Prediction of Major Adverse Cardiovascular Events From Retinal, Clinical, and Genomic Data in Individuals With Type 2 Diabetes: A Population Cohort Study

OBJECTIVE Improved identification of individuals with type 2 diabetes at high cardiovascular (CV) risk could help in selection of newer CV risk-reducing therapies. The aim of this study was to determine whether retinal vascular parameters, derived from retinal screening photographs, alone and in combination with a genome-wide polygenic risk score for coronary heart disease (CHD PRS) would have independent prognostic value over traditional CV risk assessment in patients without prior CV disease. RESEARCH DESIGN AND METHODS Patients in the Genetics of Diabetes Audit and Research Tayside Scotland (GoDARTS) study were linked to retinal photographs, prescriptions, and outcomes.
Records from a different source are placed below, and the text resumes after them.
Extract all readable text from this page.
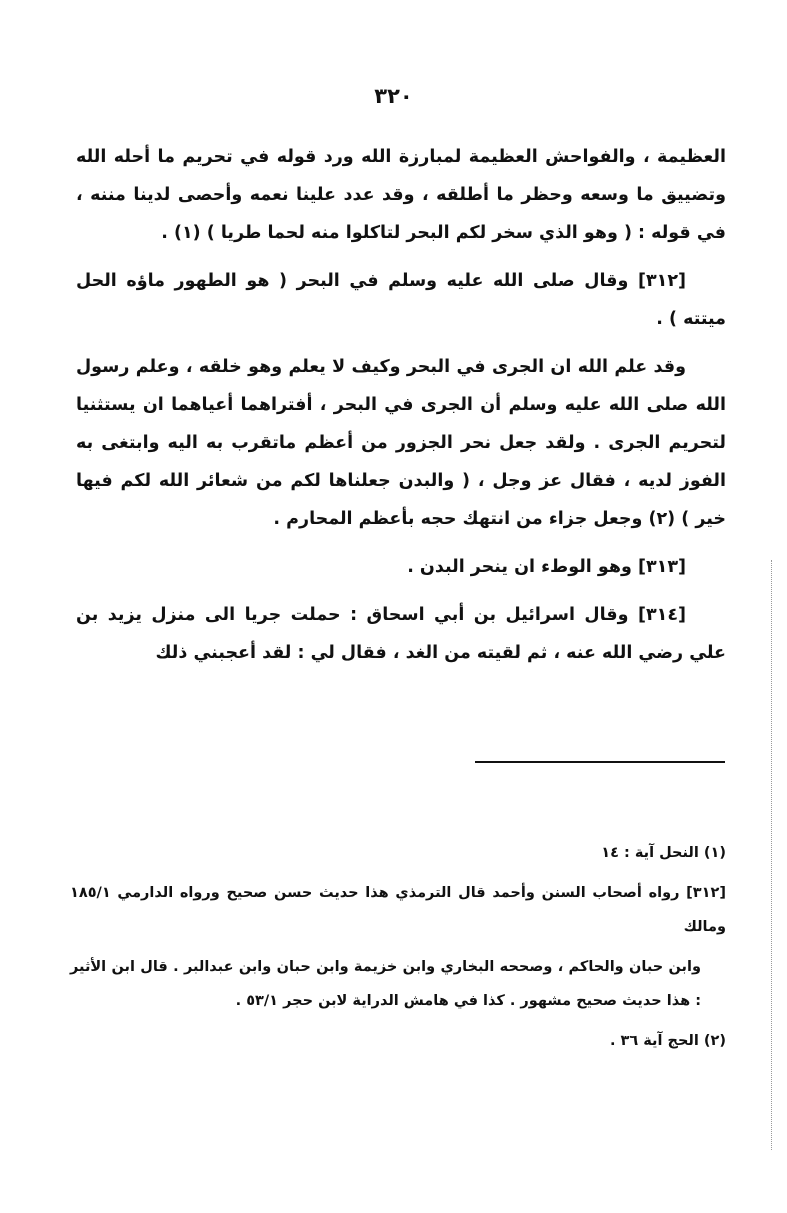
٣٢٠

العظيمة ، والفواحش العظيمة لمبارزة الله ورد قوله في تحريم ما أحله الله وتضييق ما وسعه وحظر ما أطلقه ، وقد عدد علينا نعمه وأحصى لدينا مننه ، في قوله : ( وهو الذي سخر لكم البحر لتاكلوا منه لحما طريا ) (١) .

[٣١٢] وقال صلى الله عليه وسلم في البحر ( هو الطهور ماؤه الحل ميتته ) .

وقد علم الله ان الجرى في البحر وكيف لا يعلم وهو خلقه ، وعلم رسول الله صلى الله عليه وسلم أن الجرى في البحر ، أفتراهما أعياهما ان يستثنيا لتحريم الجرى . ولقد جعل نحر الجزور من أعظم ماتقرب به اليه وابتغى به الفوز لديه ، فقال عز وجل ، ( والبدن جعلناها لكم من شعائر الله لكم فيها خير ) (٢) وجعل جزاء من انتهك حجه بأعظم المحارم .

[٣١٣] وهو الوطء ان ينحر البدن .

[٣١٤] وقال اسرائيل بن أبي اسحاق : حملت جريا الى منزل يزيد بن علي رضي الله عنه ، ثم لقيته من الغد ، فقال لي : لقد أعجبني ذلك

(١) النحل آية : ١٤

[٣١٢] رواه أصحاب السنن وأحمد قال الترمذي هذا حديث حسن صحيح ورواه الدارمي ١٨٥/١ ومالك

وابن حبان والحاكم ، وصححه البخاري وابن خزيمة وابن حبان وابن عبدالبر . قال ابن الأثير : هذا حديث صحيح مشهور . كذا في هامش الدراية لابن حجر ٥٣/١ .

(٢) الحج آية ٣٦ .
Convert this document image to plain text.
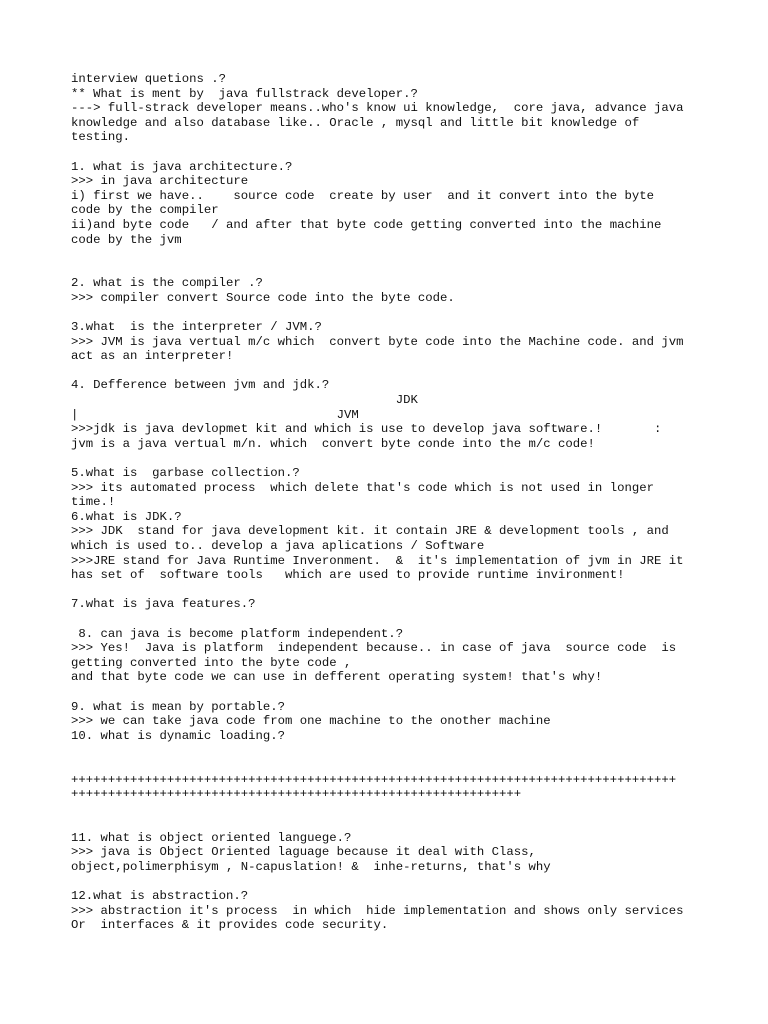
interview quetions .?
** What is ment by  java fullstrack developer.?
---> full-strack developer means..who's know ui knowledge,  core java, advance java
knowledge and also database like.. Oracle , mysql and little bit knowledge of
testing.

1. what is java architecture.?
>>> in java architecture
i) first we have..    source code  create by user  and it convert into the byte
code by the compiler
ii)and byte code   / and after that byte code getting converted into the machine
code by the jvm

2. what is the compiler .?
>>> compiler convert Source code into the byte code.

3.what  is the interpreter / JVM.?
>>> JVM is java vertual m/c which  convert byte code into the Machine code. and jvm
act as an interpreter!

4. Defference between jvm and jdk.?
JDK
|                                   JVM
>>>jdk is java devlopmet kit and which is use to develop java software.!       :
jvm is a java vertual m/n. which  convert byte conde into the m/c code!

5.what is  garbase collection.?
>>> its automated process  which delete that's code which is not used in longer
time.!
6.what is JDK.?
>>> JDK  stand for java development kit. it contain JRE & development tools , and
which is used to.. develop a java aplications / Software
>>>JRE stand for Java Runtime Inveronment.  &  it's implementation of jvm in JRE it
has set of  software tools   which are used to provide runtime invironment!

7.what is java features.?

8. can java is become platform independent.?
>>> Yes!  Java is platform  independent because.. in case of java  source code  is
getting converted into the byte code ,
and that byte code we can use in defferent operating system! that's why!

9. what is mean by portable.?
>>> we can take java code from one machine to the onother machine
10. what is dynamic loading.?

++++++++++++++++++++++++++++++++++++++++++++++++++++++++++++++++++++++++++++++++++
+++++++++++++++++++++++++++++++++++++++++++++++++++++++++++++

11. what is object oriented languege.?
>>> java is Object Oriented laguage because it deal with Class,
object,polimerphisym , N-capuslation! &  inhe-returns, that's why

12.what is abstraction.?
>>> abstraction it's process  in which  hide implementation and shows only services
Or  interfaces & it provides code security.
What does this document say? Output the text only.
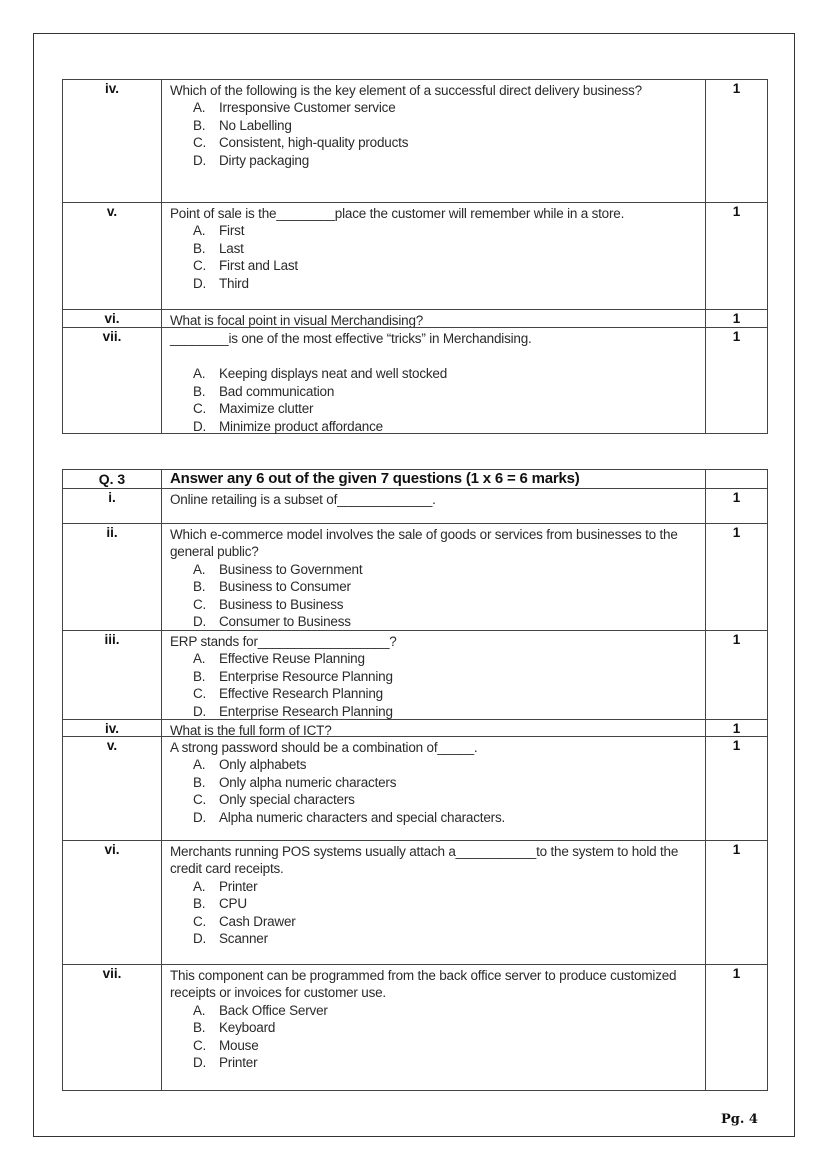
iv.	Which of the following is the key element of a successful direct delivery business?
A.	Irresponsive Customer service
B.	No Labelling
C. Consistent, high-quality products
D. Dirty packaging
1
v.	Point of sale is the________place the customer will remember while in a store.
A.	First
B.	Last
C. First and Last
D. Third
1
vi.	What is focal point in visual Merchandising?	1
vii.	________is one of the most effective “tricks” in Merchandising.
A.	Keeping displays neat and well stocked
B.	Bad communication
C. Maximize clutter
D. Minimize product affordance
1
Q. 3	Answer any 6 out of the given 7 questions (1 x 6 = 6 marks)
i.	Online retailing is a subset of_____________.	1
ii.	Which e-commerce model involves the sale of goods or services from businesses to the general public?
A.	Business to Government
B.	Business to Consumer
C. Business to Business
D. Consumer to Business
1
iii.	ERP stands for__________________?
A.	Effective Reuse Planning
B.	Enterprise Resource Planning
C. Effective Research Planning
D. Enterprise Research Planning
1
iv.	What is the full form of ICT?	1
v.	A strong password should be a combination of_____.
A.	Only alphabets
B.	Only alpha numeric characters
C. Only special characters
D. Alpha numeric characters and special characters.
1
vi.	Merchants running POS systems usually attach a___________to the system to hold the credit card receipts.
A.	Printer
B.	CPU
C. Cash Drawer
D. Scanner
1
vii.	This component can be programmed from the back office server to produce customized receipts or invoices for customer use.
A.	Back Office Server
B.	Keyboard
C. Mouse
D. Printer
1
Pg. 4
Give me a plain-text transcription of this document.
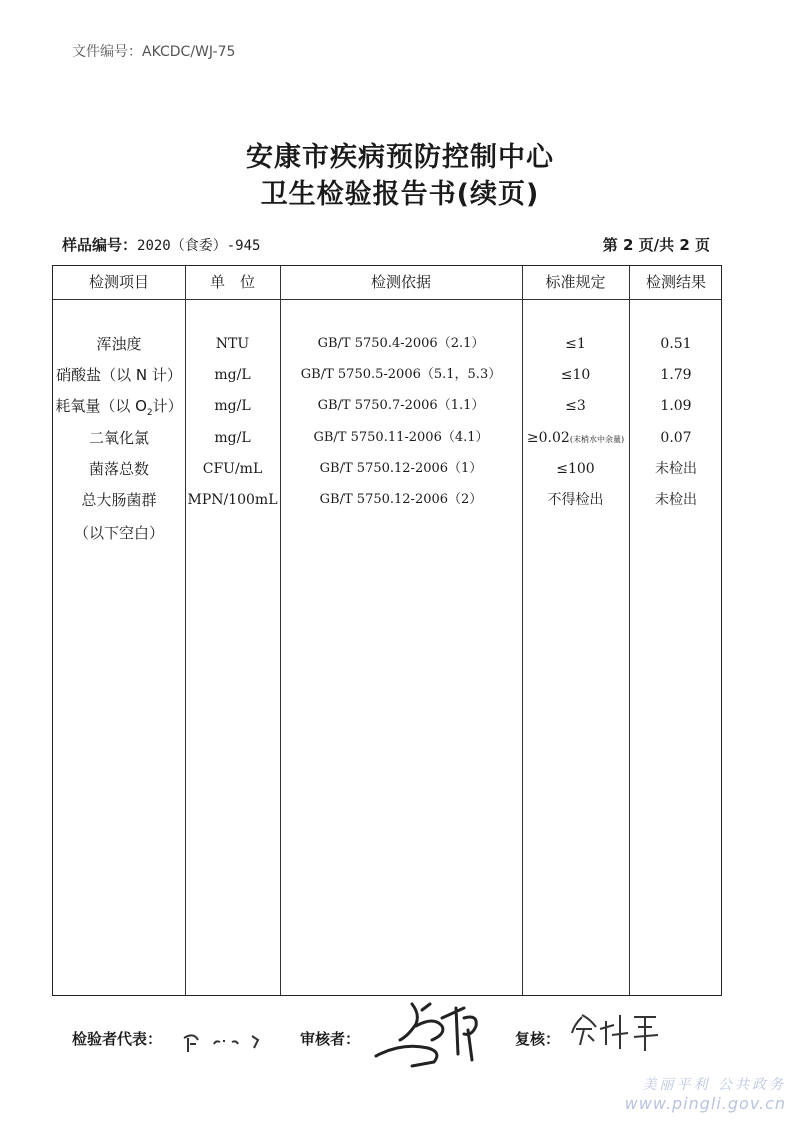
文件编号：AKCDC/WJ-75
安康市疾病预防控制中心
卫生检验报告书(续页)
样品编号：2020（食委）-945	第 2 页/共 2 页
检测项目	单　位	检测依据	标准规定	检测结果
浑浊度	NTU	GB/T 5750.4-2006（2.1）	≤1	0.51
硝酸盐（以 N 计）	mg/L	GB/T 5750.5-2006（5.1，5.3）	≤10	1.79
耗氧量（以 $O_2$计）	mg/L	GB/T 5750.7-2006（1.1）	≤3	1.09
二氧化氯	mg/L	GB/T 5750.11-2006（4.1）	≥0.02(末梢水中余量)	0.07
菌落总数	CFU/mL	GB/T 5750.12-2006（1）	≤100	未检出
总大肠菌群	MPN/100mL	GB/T 5750.12-2006（2）	不得检出	未检出
（以下空白）
检验者代表：	审核者：	复核：
美丽平利 公共政务
www.pingli.gov.cn
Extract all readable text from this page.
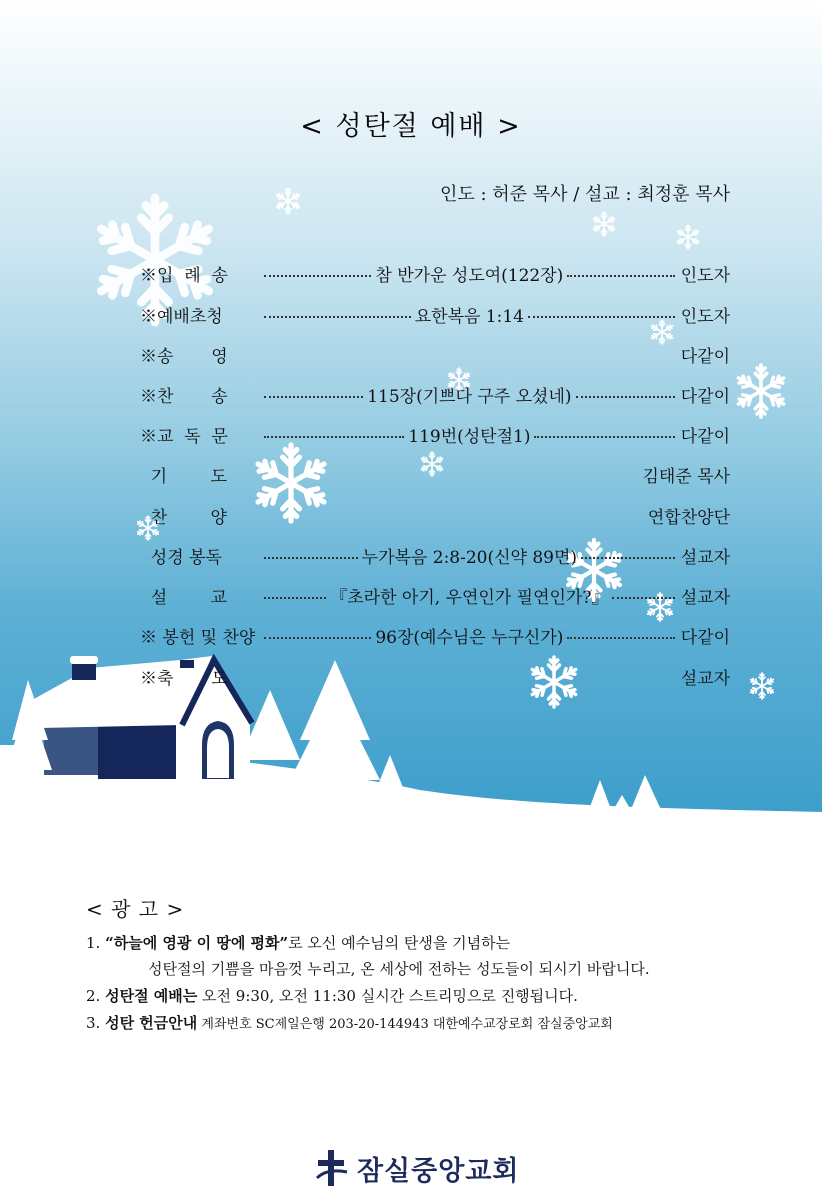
< 성탄절 예배 >
인도 : 허준 목사 / 설교 : 최정훈 목사
※입  례  송	참 반가운 성도여(122장)	인도자
※예배초청	요한복음 1:14	인도자
※송       영	다같이
※찬       송	115장(기쁘다 구주 오셨네)	다같이
※교  독  문	119번(성탄절1)	다같이
기        도	김태준 목사
찬        양	연합찬양단
성경 봉독	누가복음 2:8-20(신약 89면)	설교자
설        교	『초라한 아기, 우연인가 필연인가?』	설교자
※ 봉헌 및 찬양	96장(예수님은 누구신가)	다같이
※축       도	설교자
< 광 고 >
1. “하늘에 영광 이 땅에 평화”로 오신 예수님의 탄생을 기념하는
성탄절의 기쁨을 마음껏 누리고, 온 세상에 전하는 성도들이 되시기 바랍니다.
2. 성탄절 예배는 오전 9:30, 오전 11:30 실시간 스트리밍으로 진행됩니다.
3. 성탄 헌금안내 계좌번호 SC제일은행 203-20-144943 대한예수교장로회 잠실중앙교회
잠실중앙교회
Retinal photographs were analyzed using VAMPIRE (Vascular Assessment and Measurement Platform for Images of the Retina) software, a semiautomated artificial intelligence platform, to compute arterial and venous fractal dimension, tortuosity, and diameter. CHD PRS was derived from previously published data. Multivariable Cox regression was used to evaluate the association between retinal vascular parameters and major adverse CV events (MACE) at 10 years compared with the pooled cohort equations (PCE) risk score. RESULTS Among 5,152 individuals included in the study, a MACE occurred in 1,017 individuals. Reduced arterial fractal dimension and diameter and increased venous tortuosity each independently predicted MACE. A risk score combining these parameters significantly predicted MACE after adjustment for age, sex, PCE, and the CHD PRS (hazard ratio 1.11 per SD increase, 95% CI 1.04-1.18, P = 0.002) with similar accuracy to PCE (area under the curve [AUC] 0.663 vs. 0.658, P = 0.33). A model incorporating retinal parameters and PRS improved MACE prediction compared with PCE (AUC 0.686 vs. 0.658, P < 0.001). CONCLUSIONS Retinal parameters alone and in combination with genome-wide CHD PRS have independent and incremental prognostic value compared with traditional CV risk assessment in type 2 diabetes.